Wednesday, March 11, 2015

GOP Legislators Teach KY Students Cynicism

This is not helpful publicity for Kentucky.  The Washington Post is covering the saga of the Prtichard Committee's Student Voice Project.  That initiative resulted in proposed legislation to allow a high school student representative to serve on superintendent search committees. (School boards would still make the final selection.)

It has strong bipartisan support in both chambers.  At the last minute, however, Republican legislators tacked on controversial and completely unrelated amendments that threaten to doom the bill.

Sen. C.E. Embry (R-Morgantown) added an amendment to ban transgender students from using school bathrooms other than what matches their anatomical gender.

Sen. Albert Robinson (R-London) added a bill to protect religious speech in schools.

The content of the amendments, and what one thinks about them, is beside the point.  They have absolutely nothing to do with the Student Voice bill.

The students who drafted and have been testifying for the Student Voice bill are Kentucky's brightest.  They are among the smartest, most articulate students in the state.

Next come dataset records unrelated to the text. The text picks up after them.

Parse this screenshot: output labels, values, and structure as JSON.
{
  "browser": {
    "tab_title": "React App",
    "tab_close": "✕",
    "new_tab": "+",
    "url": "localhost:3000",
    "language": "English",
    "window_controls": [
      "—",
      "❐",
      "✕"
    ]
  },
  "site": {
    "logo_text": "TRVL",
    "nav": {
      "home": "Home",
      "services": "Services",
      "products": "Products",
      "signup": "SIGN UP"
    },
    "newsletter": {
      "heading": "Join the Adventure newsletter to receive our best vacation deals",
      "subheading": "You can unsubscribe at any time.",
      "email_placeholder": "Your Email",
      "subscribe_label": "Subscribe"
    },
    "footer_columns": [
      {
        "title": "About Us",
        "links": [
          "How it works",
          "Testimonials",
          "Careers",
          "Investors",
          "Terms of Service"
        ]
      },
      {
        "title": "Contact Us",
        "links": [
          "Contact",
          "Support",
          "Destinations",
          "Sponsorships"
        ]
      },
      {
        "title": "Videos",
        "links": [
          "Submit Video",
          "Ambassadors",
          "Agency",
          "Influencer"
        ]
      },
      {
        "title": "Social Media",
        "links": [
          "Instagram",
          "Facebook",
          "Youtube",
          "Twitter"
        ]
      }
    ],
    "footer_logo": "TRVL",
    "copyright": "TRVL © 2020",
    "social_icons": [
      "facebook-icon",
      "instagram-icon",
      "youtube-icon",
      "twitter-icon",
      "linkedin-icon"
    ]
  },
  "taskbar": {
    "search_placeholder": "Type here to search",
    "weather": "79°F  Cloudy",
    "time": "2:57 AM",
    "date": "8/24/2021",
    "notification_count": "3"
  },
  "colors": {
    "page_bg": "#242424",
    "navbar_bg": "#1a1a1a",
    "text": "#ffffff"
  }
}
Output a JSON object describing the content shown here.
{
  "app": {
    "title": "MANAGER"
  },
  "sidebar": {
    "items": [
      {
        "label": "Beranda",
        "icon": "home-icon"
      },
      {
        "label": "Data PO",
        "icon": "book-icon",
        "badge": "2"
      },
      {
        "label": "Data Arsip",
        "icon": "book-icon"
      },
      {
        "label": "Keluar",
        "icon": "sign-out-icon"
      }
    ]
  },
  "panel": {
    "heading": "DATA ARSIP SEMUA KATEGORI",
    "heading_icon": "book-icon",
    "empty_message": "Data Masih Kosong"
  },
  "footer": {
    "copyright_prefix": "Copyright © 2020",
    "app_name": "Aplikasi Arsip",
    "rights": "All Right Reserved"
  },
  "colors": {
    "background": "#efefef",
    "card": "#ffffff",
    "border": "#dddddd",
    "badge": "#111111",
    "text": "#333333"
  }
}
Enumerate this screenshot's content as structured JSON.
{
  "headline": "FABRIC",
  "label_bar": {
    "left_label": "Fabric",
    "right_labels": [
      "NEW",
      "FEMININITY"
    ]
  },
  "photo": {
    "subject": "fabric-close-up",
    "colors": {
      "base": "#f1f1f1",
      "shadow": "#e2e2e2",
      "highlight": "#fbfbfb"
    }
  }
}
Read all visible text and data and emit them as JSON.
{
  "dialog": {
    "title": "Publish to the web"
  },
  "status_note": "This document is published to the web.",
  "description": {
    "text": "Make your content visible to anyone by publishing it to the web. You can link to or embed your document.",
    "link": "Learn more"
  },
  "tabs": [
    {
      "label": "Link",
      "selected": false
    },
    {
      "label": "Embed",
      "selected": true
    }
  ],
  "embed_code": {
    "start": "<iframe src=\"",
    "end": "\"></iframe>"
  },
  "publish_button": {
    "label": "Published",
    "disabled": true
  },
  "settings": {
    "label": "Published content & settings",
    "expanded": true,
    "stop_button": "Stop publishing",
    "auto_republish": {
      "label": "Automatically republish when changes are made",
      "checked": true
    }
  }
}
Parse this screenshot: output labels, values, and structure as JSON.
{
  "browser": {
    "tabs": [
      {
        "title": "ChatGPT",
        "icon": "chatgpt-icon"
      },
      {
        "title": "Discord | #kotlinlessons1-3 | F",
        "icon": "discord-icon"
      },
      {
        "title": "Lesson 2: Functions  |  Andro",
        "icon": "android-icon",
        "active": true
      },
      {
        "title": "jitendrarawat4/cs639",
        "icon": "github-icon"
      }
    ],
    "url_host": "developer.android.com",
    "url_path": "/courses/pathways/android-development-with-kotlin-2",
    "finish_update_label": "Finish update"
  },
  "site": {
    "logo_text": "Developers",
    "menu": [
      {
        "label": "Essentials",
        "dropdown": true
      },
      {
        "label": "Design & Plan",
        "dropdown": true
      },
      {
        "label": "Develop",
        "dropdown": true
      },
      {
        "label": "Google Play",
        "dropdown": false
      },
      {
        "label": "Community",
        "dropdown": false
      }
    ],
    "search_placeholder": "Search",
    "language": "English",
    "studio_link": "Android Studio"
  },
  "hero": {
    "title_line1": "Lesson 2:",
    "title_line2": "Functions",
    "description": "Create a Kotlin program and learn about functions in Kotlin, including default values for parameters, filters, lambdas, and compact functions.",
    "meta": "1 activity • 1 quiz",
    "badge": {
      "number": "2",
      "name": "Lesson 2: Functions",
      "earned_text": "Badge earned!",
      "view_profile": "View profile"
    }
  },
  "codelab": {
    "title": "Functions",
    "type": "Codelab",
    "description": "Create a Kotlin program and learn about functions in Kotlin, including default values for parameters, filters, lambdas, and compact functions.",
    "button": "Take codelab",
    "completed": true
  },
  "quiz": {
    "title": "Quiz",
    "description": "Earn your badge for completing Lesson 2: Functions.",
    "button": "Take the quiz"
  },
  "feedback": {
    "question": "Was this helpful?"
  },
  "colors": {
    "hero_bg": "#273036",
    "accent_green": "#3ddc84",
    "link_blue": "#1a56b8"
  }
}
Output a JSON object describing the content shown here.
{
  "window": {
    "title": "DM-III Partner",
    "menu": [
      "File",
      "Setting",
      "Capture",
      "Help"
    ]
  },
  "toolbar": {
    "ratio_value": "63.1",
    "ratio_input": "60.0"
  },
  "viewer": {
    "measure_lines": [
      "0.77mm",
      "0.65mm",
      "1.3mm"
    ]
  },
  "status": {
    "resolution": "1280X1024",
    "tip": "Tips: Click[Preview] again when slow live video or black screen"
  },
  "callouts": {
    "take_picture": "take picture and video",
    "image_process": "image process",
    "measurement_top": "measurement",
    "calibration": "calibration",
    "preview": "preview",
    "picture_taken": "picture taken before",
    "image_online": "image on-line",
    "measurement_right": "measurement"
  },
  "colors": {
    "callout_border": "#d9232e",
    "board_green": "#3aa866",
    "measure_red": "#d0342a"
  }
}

These are kids we want to stay in the Commonwealth.

That two Republicans would destroy their hard work reflects very poorly on our party. This will have bad fall-out for the Republican Party's efforts to appeal to young people.  Again, the underlying bill has broad bipartisan support.  Pass it already.

High school students across the state are watching this. These are citizens who will be eligible to vote, in many instances, next year.

Embry and Robinson need to withdraw their amendments and fight those battles separately.

Tuesday, March 10, 2015

My C-J Column: Pro Medical Review Panels

My column will appear in tomorrow's Courier-Journal but is already up.  Here's the link.

Medical Review Panels, to my mind, make good sense as a ways to quickly compensate injured victims but also expose frivolous claims that would otherwise drag on for years.

The issue intrigued me when I learned that a medical provider I respect located his practice in Indiana, rather than Kentucky, because Indiana has Medical Review Panels.

Kentucky needs to look closely at what states like Indiana are doing.  We are falling behind these states for a reason.; let's cherry-pick those policies that give Indiana a competitive advantage.

Monday, March 9, 2015

The Caucus Was The Right Thing to Do

The Executive Committee of the Republican Party of Kentucky made the right decision to switch from a primary to a caucus this year. We need to look after our own, and if this allows Sen. Rand Paul to explore running for president while keeping his Senate seat, then that is a good thing.

I have mixed feelings about the caucus being for this year only.  It is ridiculous that Kentucky's primary is not until May. That makes us completely irrelevant with respect to having any say on who our presidential nominee will be. I would therefore like to see the primary moved to Super Tuesday in March, or switch to a caucus permanently.

Many in the party are concerned about the cost and logistics of a caucus.  I think it could draw in Republicans who regularly vote in primaries but have not taken the step of volunteering.  That could be a very good thing in Jefferson County, in particular.

We'll see how it plays out.  This year, the Paul campaign will pay the cost of the caucus. That gives the party the chance to experiment with this format without spending any resources.